Полная версия
Контракт Паганини
– Значит, ты точно установил причину смерти? – спросил Йона, глядя Нолену в глаза.
– А ты чего ожидал?
– Именно этого, – медленно ответил Йона и положил руку на папку с отчетом о вскрытии. – Я ожидал именно этого, но все равно не могу избавиться от одной мысли.
Нолен растянул узкие губы в улыбке:
– Возьми отчет с собой, почитай на ночь вместо сказки.
– Возьму.
– Но по-моему, ты можешь забыть про Пальмкруну… вряд ли ты раскопаешь тут что-то поинтереснее самоубийства.

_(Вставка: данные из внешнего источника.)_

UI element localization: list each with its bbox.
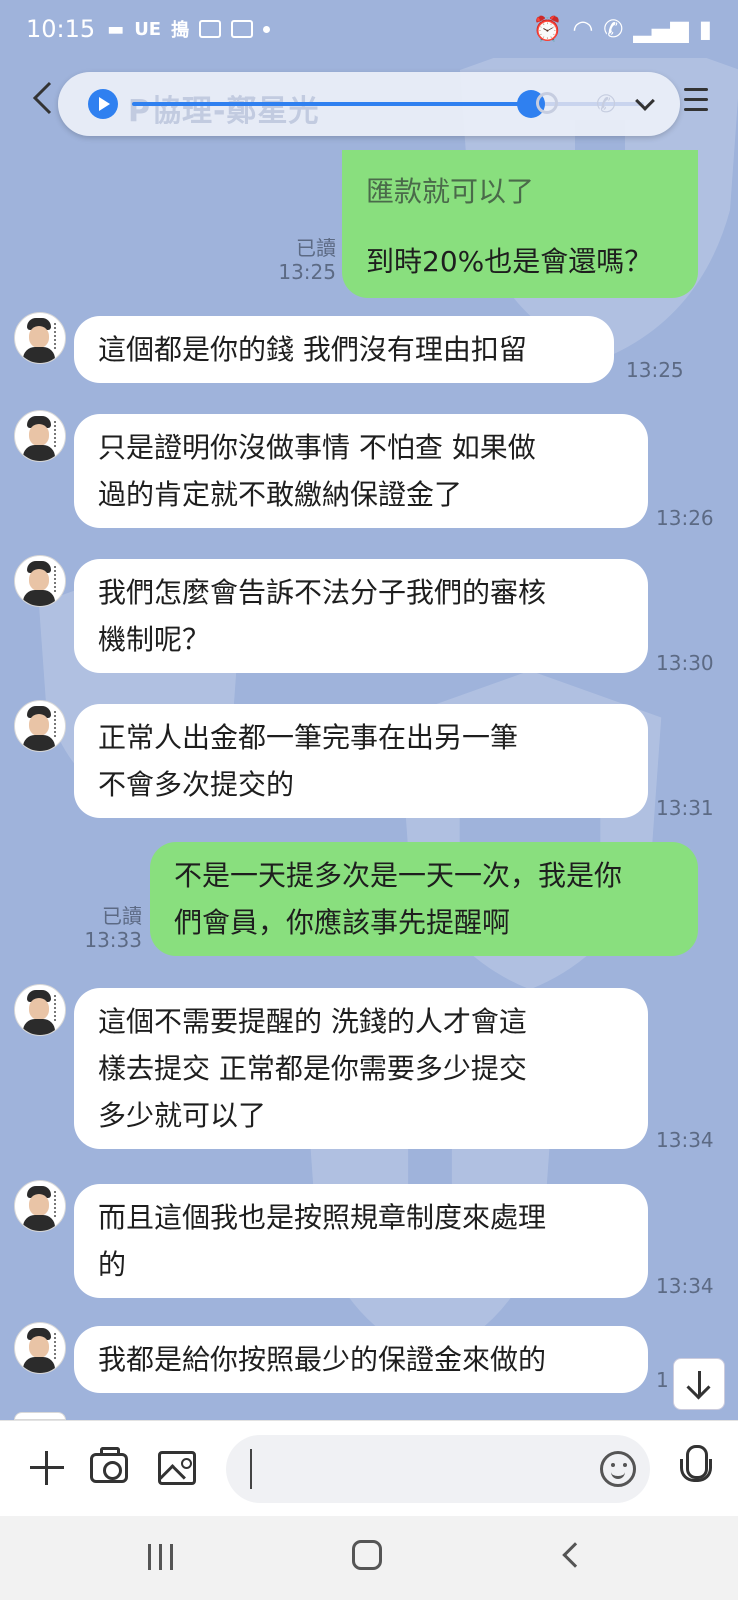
- gallery-icon: [199, 20, 222, 38]
- message-text-line: 只是證明你沒做事情 不怕查 如果做: [98, 431, 536, 464]
- message-time: 13:31: [656, 796, 714, 820]
- system-icons: ⏰ ◠ ✆ ▂▄▆ ▮: [532, 15, 712, 43]
- wifi-calling-icon: ✆: [603, 15, 624, 43]
- battery-icon: ▮: [698, 15, 712, 43]
- message-bubble-sent: 到時20%也是會還嗎？: [342, 228, 698, 298]
- message-bubble-sent: 不是一天提多次是一天一次，我是你 們會員，你應該事先提醒啊: [150, 842, 698, 956]
- ue-icon: UE: [134, 18, 162, 40]
- message-time: 13:34: [656, 1274, 714, 1298]
- read-receipt: 已讀 13:25: [278, 236, 336, 284]
- recent-apps-icon[interactable]: [148, 1544, 174, 1570]
- message-text-line: 過的肯定就不敢繳納保證金了: [98, 478, 463, 511]
- avatar[interactable]: [14, 700, 66, 752]
- emoji-icon[interactable]: [600, 1451, 636, 1487]
- message-bubble-received: 這個都是你的錢 我們沒有理由扣留: [74, 316, 614, 383]
- app-icon: 搗: [171, 20, 190, 41]
- back-icon[interactable]: [562, 1542, 588, 1568]
- screen-icon: [231, 20, 254, 38]
- home-icon[interactable]: [352, 1540, 382, 1570]
- message-input[interactable]: [226, 1435, 650, 1503]
- phone-icon[interactable]: ✆: [596, 90, 616, 118]
- message-text: 到時20%也是會還嗎？: [366, 245, 653, 278]
- notification-icons: ▬ UE 搗: [107, 16, 271, 42]
- message-text-line: 不會多次提交的: [98, 768, 295, 801]
- message-text-line: 多少就可以了: [98, 1099, 267, 1132]
- audio-player[interactable]: P協理-鄭星光 ✆: [58, 72, 680, 136]
- scroll-down-button[interactable]: [673, 1358, 725, 1410]
- avatar[interactable]: [14, 1180, 66, 1232]
- search-icon[interactable]: [536, 92, 558, 114]
- message-text-line: 而且這個我也是按照規章制度來處理: [98, 1201, 547, 1234]
- read-receipt: 已讀 13:33: [84, 904, 142, 952]
- message-text-line: 的: [98, 1248, 127, 1281]
- message-text-line: 這個不需要提醒的 洗錢的人才會這: [98, 1005, 527, 1038]
- message-bubble-sent: 匯款就可以了: [342, 150, 698, 228]
- message-text-line: 正常人出金都一筆完事在出另一筆: [98, 721, 519, 754]
- avatar[interactable]: [14, 555, 66, 607]
- avatar[interactable]: [14, 984, 66, 1036]
- plus-icon[interactable]: [30, 1451, 64, 1485]
- back-arrow-icon[interactable]: [30, 80, 54, 116]
- menu-icon[interactable]: [684, 88, 708, 112]
- chat-notification-icon: ▬: [107, 18, 125, 40]
- message-text-line: 我們怎麼會告訴不法分子我們的審核: [98, 576, 547, 609]
- alarm-icon: ⏰: [532, 15, 563, 43]
- audio-progress-fill: [132, 102, 532, 106]
- text-cursor: [250, 1449, 252, 1489]
- message-text-line: 樣去提交 正常都是你需要多少提交: [98, 1052, 527, 1085]
- wifi-icon: ◠: [572, 15, 594, 43]
- message-time: 13:30: [656, 651, 714, 675]
- message-text-line: 們會員，你應該事先提醒啊: [174, 906, 511, 939]
- message-bubble-received: 我都是給你按照最少的保證金來做的: [74, 1326, 648, 1393]
- message-time: 13:34: [656, 1128, 714, 1152]
- microphone-icon[interactable]: [678, 1445, 712, 1491]
- avatar[interactable]: [14, 312, 66, 364]
- message-input-bar: [0, 1420, 738, 1516]
- message-bubble-received: 我們怎麼會告訴不法分子我們的審核 機制呢？: [74, 559, 648, 673]
- image-icon[interactable]: [158, 1451, 196, 1485]
- message-time: 1: [656, 1368, 669, 1392]
- play-icon[interactable]: [88, 89, 118, 119]
- message-text: 匯款就可以了: [366, 175, 535, 208]
- audio-progress-track[interactable]: [132, 90, 644, 118]
- status-bar: 10:15 ▬ UE 搗 ⏰ ◠ ✆ ▂▄▆ ▮: [0, 0, 738, 58]
- message-text: 這個都是你的錢 我們沒有理由扣留: [98, 333, 527, 366]
- message-text-line: 機制呢？: [98, 623, 211, 656]
- signal-icon: ▂▄▆: [633, 15, 689, 43]
- camera-icon[interactable]: [90, 1447, 128, 1483]
- system-navigation-bar: [0, 1516, 738, 1600]
- avatar: [14, 1412, 66, 1420]
- message-bubble-received: 而且這個我也是按照規章制度來處理 的: [74, 1184, 648, 1298]
- chevron-down-icon[interactable]: [635, 91, 655, 111]
- message-text: 我都是給你按照最少的保證金來做的: [98, 1343, 547, 1376]
- message-time: 13:25: [626, 358, 684, 382]
- message-text-line: 不是一天提多次是一天一次，我是你: [174, 859, 623, 892]
- message-bubble-received: 這個不需要提醒的 洗錢的人才會這 樣去提交 正常都是你需要多少提交 多少就可以了: [74, 988, 648, 1149]
- avatar[interactable]: [14, 410, 66, 462]
- status-time: 10:15: [26, 15, 96, 43]
- chat-header: P協理-鄭星光 ✆: [0, 58, 738, 148]
- chat-title: P協理-鄭星光: [128, 94, 320, 129]
- message-bubble-received: 只是證明你沒做事情 不怕查 如果做 過的肯定就不敢繳納保證金了: [74, 414, 648, 528]
- message-time: 13:26: [656, 506, 714, 530]
- more-notifications-icon: [263, 25, 271, 33]
- avatar[interactable]: [14, 1322, 66, 1374]
- message-bubble-received: 正常人出金都一筆完事在出另一筆 不會多次提交的: [74, 704, 648, 818]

Улыбка Нолена увяла, он опустил глаза, однако взгляд Йоны оставался острым и сосредоточенным.
– Конечно, ты прав, – сказал он.
– Конечно. И могу немного порассуждать, если хочешь… Карл Пальмкруна пребывал в депрессии. Ногти не стрижены и грязные, он несколько дней не чистил зубы, не брился.
– Понимаю.
– Да вот сам посмотри.
– Не нужно, – ответил комиссар и тяжело поднялся.
Нолен подался вперед и сказал настойчиво, словно ждал этого момента:
– Сегодня утром я нашел кое-что поинтереснее. У тебя есть несколько минут?
Он встал и кивком пригласил комиссара с собой. Йона вышел в коридор. Заблудившаяся там голубая бабочка порхнула следом за ними.
– Парень уволился? – спросил Йона.
– Какой?
– Этот, который был здесь. С хвостиком…
– Фриппе? Скажешь тоже – «уволился». У него выходной. Вчера в «Глобен» играли «Мегадеш», а на разогреве были «Энтомбенд».
Они прошли через темный зал, в центре которого стоял прозекторский стол из нержавеющей стали. Резко пахло дезинфицирующим средством. Комиссар с Ноленом вошли в прохладное помещение, где в морозильных ящиках хранились трупы.
Нолен щелкнул выключателем. Свет мигнул и лег на белые кафельные стены и длинное пластиковое покрытие прозекторского стола с двойными мойками и желобами для воды.
На столе лежала молодая очень красивая женщина.
Загорелая кожа; длинные черные волосы вились густыми блестящими кудрями по лбу и плечам. Покойница смотрела в пространство со смешанным выражением нерешительности и удивления.
Углы рта были слегка приподняты, как у тех, кто часто улыбается и смеется.
Но из больших темных глаз ушел блеск. На белках уже начали появляться коричневатые пятнышки.
Йона рассматривал женщину, лежащую на столе. Он подумал, что ей вряд ли больше девятнадцати-двадцати. Совсем недавно она была маленькой девочкой и спала с родителями. Потом стала школьницей-подростком, а теперь вот мертва.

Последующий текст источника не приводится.